If you walk into Suraj Colony in Azadpur village in northwest Delhi and ask for 84-year-old Chaudhary Ajit Singh, anyone will tell you the way to his home.
An old man in knee-length dhoti, the kind Mahatma Gandhi wore, answers the doorbell.
Inside, the plain interiors of the modest single-storey house seem striking.
The only indicator of his past, a photograph with former Prime Minister Indira Gandhi, is discreetly tucked away in a corner. “He does not like showing off his photographs with big leaders, or talking about his involvement in the freedom movement,” says Nirmal Chaudhary, daughter-in-law of Singh — a member of the first legislative assembly of Delhi in 1952.
Reluctant to talk at first, Singh starts off with a warning.
“If you want me to say nothing has happened after years of struggle, I will not speak. That’s what all young people want to believe. I am more than satisfied with the development. Can you believe — in 1947, only two schools in Delhi offered higher science and mathematics that was mandatory for courses like engineering?”
Singh never went to school.
“I went to jail when I was 16. When I was released five years later in 1946, a fellow revolutionary told me, you will grow old uneducated. I studied on my own and got a matriculate certificate from Punjab.

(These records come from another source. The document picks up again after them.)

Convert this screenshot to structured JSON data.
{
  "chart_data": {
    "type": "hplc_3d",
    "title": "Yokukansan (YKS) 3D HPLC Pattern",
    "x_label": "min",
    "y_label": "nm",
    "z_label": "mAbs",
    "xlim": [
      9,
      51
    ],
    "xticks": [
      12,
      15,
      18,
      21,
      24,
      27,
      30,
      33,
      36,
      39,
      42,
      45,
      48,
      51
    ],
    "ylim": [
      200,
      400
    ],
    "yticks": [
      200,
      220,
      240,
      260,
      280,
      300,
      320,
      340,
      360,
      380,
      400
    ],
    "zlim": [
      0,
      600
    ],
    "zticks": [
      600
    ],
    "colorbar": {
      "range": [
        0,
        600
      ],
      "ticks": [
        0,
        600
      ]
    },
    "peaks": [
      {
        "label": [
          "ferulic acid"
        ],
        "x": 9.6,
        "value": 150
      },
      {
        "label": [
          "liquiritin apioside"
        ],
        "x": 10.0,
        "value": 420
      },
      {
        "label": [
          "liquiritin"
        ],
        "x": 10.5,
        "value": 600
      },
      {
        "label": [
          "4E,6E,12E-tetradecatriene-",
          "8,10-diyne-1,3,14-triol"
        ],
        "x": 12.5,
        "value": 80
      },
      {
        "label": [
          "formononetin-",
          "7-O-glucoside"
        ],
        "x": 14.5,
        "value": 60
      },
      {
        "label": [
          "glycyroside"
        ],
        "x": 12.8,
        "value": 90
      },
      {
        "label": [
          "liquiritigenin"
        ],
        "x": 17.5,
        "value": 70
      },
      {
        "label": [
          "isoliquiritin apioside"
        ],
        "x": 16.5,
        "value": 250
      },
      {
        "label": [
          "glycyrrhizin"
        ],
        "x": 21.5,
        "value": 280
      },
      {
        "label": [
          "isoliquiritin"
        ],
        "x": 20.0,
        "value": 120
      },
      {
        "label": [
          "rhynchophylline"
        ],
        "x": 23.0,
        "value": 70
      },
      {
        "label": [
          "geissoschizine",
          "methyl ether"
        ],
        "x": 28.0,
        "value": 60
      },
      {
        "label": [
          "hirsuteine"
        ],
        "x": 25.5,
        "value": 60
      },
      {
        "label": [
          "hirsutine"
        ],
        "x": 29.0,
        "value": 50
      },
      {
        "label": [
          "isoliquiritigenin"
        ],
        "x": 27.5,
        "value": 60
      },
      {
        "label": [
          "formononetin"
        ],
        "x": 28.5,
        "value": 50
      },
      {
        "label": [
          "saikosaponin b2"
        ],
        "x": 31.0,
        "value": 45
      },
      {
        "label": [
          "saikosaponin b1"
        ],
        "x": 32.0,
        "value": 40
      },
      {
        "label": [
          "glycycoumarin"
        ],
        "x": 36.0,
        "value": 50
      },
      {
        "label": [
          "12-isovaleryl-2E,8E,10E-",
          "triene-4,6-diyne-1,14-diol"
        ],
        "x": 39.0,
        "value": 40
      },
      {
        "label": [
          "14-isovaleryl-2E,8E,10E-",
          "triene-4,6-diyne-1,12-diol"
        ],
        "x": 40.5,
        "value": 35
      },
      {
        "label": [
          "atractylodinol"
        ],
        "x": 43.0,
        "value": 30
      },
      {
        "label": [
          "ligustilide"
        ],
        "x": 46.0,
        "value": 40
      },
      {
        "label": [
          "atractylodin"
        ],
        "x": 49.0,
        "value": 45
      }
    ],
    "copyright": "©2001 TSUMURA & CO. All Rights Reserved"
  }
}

After Independence, I enrolled in Khalsa College at Anand Parbat for my BA degree.”
In jail, Singh was lodged with another young revolutionary who went on to become a Gandhian — Shashi Bhushan.
Bhushan served as Member of Parliament from Madhya Pradesh and Delhi between 1967 and 1978 and was known as one of the Young Turks during the Indira Gandhi era.
Today, Bhushan leads a quiet life in a South Delhi DDA flat.
Both boys had run away from home to participate in the freedom struggle and had inadvertently become arms experts for their outfits.
“I used to buy weapons from the black market in Gwalior and supply them to revolutionaries,” Bhushan (85) says. “In those days, the distinction between a Gandhian or a violent revolutionary were not so sharp. Anybody against the British was fine as far as I was concerned.”
He had escaped from his Gwalior home in 1941 to meet Subhas Chandra Bose in Calcutta. He could not meet Bose who was plotting his escape to Europe, but was brought back to Rohtak — another hotbed of protests — by Lala Moolchand, a financier for the movement.
“In Rohtak, I met Aruna Asaf Ali and was drawn into active struggle. I started protesting against the statues of the Queen at city squares. I said these should be replaced by Bharat Mata’s.”
But the pivotal point for both the boys came in August 1942.
“In August 8, 1942, Gandhiji made the Karo Ya Maro (Do or Die) call from Gwalior Tank in Mumbai. He was arrested; the others who escaped spread the slogan,” remembers Singh, a Mahipalpur lad. Singh and a band of diehards from Delhi and around decided to stop trains carrying supplies for soldiers. "I was a Gandhi follower. But I was not a jhandawala. I was more into violent revolution.”
Singh’s eyes gleam with glee as he recalls his first attempt at attacking a railway station. “We walked into the Ashram station... our pistol was giving trouble, so we ran away after setting the furniture on fire.”
But another attempt to attack a station at Hansru Garhi station ahead of Gurgaon proved costly. Singh and his friend were caught up in an ambush. "I still have a bullet lodged under my right eye," said Singh.
Both men eventually realised the non-violent approach was the best, but say people resort to violence, if there is no redressal. “Terrorists are from among us. Agar aap madad nahi karenge to kaise hoga — haalat ke shikaar hain (You have to help them. They are victims of circumstances)," sums up Singh.